Monday, March 18, 2019

Info War on Venezuela

It is total information warfare when it comes to Venezuela. I noticed Saturday morning that Twitter had labeled photos of the #HandsOffVenezuela march in Washington, D.C. as sensitive content, a bizarre form of censorship. Why are pictures of peace protesters sensitive?

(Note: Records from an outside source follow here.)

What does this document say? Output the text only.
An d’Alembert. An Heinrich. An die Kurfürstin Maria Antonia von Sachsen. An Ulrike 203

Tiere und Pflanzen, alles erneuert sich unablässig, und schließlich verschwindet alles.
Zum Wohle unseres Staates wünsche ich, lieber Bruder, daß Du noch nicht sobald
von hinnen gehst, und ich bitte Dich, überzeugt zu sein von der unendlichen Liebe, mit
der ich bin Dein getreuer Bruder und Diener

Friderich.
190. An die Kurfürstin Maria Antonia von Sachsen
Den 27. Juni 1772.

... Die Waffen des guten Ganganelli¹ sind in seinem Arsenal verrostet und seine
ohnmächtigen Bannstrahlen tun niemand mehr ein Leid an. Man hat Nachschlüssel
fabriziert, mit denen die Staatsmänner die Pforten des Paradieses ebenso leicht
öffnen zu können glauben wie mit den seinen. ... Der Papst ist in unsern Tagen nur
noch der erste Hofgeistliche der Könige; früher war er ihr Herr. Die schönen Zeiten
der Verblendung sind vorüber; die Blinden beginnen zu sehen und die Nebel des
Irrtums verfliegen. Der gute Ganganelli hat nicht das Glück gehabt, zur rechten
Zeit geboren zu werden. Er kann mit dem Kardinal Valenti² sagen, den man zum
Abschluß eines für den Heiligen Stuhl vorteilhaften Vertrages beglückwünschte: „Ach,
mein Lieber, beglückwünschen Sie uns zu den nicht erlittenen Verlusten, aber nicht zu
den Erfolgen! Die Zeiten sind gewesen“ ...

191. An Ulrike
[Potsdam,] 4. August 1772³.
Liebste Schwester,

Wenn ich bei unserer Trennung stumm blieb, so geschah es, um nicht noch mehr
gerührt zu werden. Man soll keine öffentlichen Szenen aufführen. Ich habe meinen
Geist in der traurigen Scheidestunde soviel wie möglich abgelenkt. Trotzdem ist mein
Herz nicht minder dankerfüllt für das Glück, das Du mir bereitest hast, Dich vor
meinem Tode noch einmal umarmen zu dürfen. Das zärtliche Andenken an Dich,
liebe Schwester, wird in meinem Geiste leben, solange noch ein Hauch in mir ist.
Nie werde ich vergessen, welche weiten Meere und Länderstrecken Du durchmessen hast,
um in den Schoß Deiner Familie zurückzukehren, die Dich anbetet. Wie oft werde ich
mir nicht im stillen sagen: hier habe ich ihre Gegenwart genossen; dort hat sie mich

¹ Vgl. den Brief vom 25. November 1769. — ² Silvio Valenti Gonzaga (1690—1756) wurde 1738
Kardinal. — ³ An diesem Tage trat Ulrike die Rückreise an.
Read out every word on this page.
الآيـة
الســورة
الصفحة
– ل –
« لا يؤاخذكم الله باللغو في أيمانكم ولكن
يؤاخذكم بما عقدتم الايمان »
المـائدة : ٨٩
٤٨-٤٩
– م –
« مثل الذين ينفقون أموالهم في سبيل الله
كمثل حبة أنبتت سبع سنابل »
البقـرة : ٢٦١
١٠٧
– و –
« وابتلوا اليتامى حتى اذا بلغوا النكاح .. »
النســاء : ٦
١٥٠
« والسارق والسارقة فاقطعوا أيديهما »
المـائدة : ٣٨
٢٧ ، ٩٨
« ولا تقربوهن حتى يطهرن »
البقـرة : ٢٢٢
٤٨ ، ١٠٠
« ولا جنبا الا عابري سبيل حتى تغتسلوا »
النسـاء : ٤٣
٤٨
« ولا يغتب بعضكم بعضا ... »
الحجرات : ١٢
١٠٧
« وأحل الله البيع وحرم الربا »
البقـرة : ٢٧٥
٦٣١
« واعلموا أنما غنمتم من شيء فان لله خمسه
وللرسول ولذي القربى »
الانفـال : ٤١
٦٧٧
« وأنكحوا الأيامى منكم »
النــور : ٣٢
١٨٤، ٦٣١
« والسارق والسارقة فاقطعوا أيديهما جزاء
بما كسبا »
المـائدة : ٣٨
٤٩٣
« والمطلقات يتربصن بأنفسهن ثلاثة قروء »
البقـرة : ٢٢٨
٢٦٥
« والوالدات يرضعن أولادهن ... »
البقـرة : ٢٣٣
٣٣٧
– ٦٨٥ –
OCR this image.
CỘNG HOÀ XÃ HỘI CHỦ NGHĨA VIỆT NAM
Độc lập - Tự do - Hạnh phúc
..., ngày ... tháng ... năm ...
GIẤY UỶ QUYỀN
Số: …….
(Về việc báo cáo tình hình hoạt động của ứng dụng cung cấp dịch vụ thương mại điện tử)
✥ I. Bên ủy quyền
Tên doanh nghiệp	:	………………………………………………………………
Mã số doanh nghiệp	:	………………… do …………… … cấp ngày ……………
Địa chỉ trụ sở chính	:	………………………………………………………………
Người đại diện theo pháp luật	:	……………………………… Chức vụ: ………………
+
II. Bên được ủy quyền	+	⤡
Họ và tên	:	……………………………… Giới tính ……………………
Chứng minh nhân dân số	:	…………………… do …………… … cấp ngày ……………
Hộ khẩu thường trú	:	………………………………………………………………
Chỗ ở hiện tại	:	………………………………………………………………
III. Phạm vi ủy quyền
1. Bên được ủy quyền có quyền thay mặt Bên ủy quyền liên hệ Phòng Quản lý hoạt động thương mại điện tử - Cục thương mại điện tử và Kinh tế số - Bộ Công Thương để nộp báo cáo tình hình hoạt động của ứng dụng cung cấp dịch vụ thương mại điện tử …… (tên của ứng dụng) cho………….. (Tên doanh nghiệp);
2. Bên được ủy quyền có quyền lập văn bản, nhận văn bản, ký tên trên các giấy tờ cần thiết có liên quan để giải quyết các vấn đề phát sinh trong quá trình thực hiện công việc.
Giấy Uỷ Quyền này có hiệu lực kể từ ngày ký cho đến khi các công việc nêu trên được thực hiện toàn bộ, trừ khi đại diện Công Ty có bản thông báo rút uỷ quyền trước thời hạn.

The New York Times persists in blaming the Maduro administration for the blackout caused by U.S. sabotage. Nicholas Casey's lurid "Venezuela Was Crumbling. A Blackout Tipped Parts of It Into Anarchy.," appeared in the Saturday national edition. The passage devoted to identifying the cause of the massive multi-day power outage blames a brush fire:
The spectacular power failure was most likely result of a simple brush fire that destabilized the country’s electrical grid, union leaders said. It underscored the lack of maintenance of key infrastructure and the years of mismanagement of the country’s economy, which have become the twin hallmarks of the nation’s economic collapse.
Anonymous "union leaders" become anonymous "local electrical engineers" in a Reuters story, "Venezuela's Guaido launches national tour in 'new phase' to oust Maduro," which appeared Saturday:
Maduro has blamed a U.S. cyberattack for the outage, and this week the country’s chief prosecutor asked the Supreme Court to probe Guaido for alleged involvement in “sabotage” of the country’s electricity system. But local electrical engineers told Reuters the blackout was the result of years of lack of maintenance.
I think it's pretty obvious that these anonymous sources are opposition figures peddling lies to cover their Yankee masters' asses. Collapsing a nation's power grid certainly qualifies as a crime against humanity.

Nicholas Casey was back at it on Sunday with his latest info-war salvo, "‘It Is Unspeakable’: How Maduro Used Cuban Doctors to Coerce Venezuela Voters," a story built out of quotes from Cuban defectors.

The fact is that the U.S.-led Guaido-fronted Venezuelan opposition has been getting shellacked, even with the full power of the Western mainstream media monopoly filling the air with flak.

The New York Times might despise Trump, but it's willing to fetch the water when it comes to generating cover for yet another regime change campaign.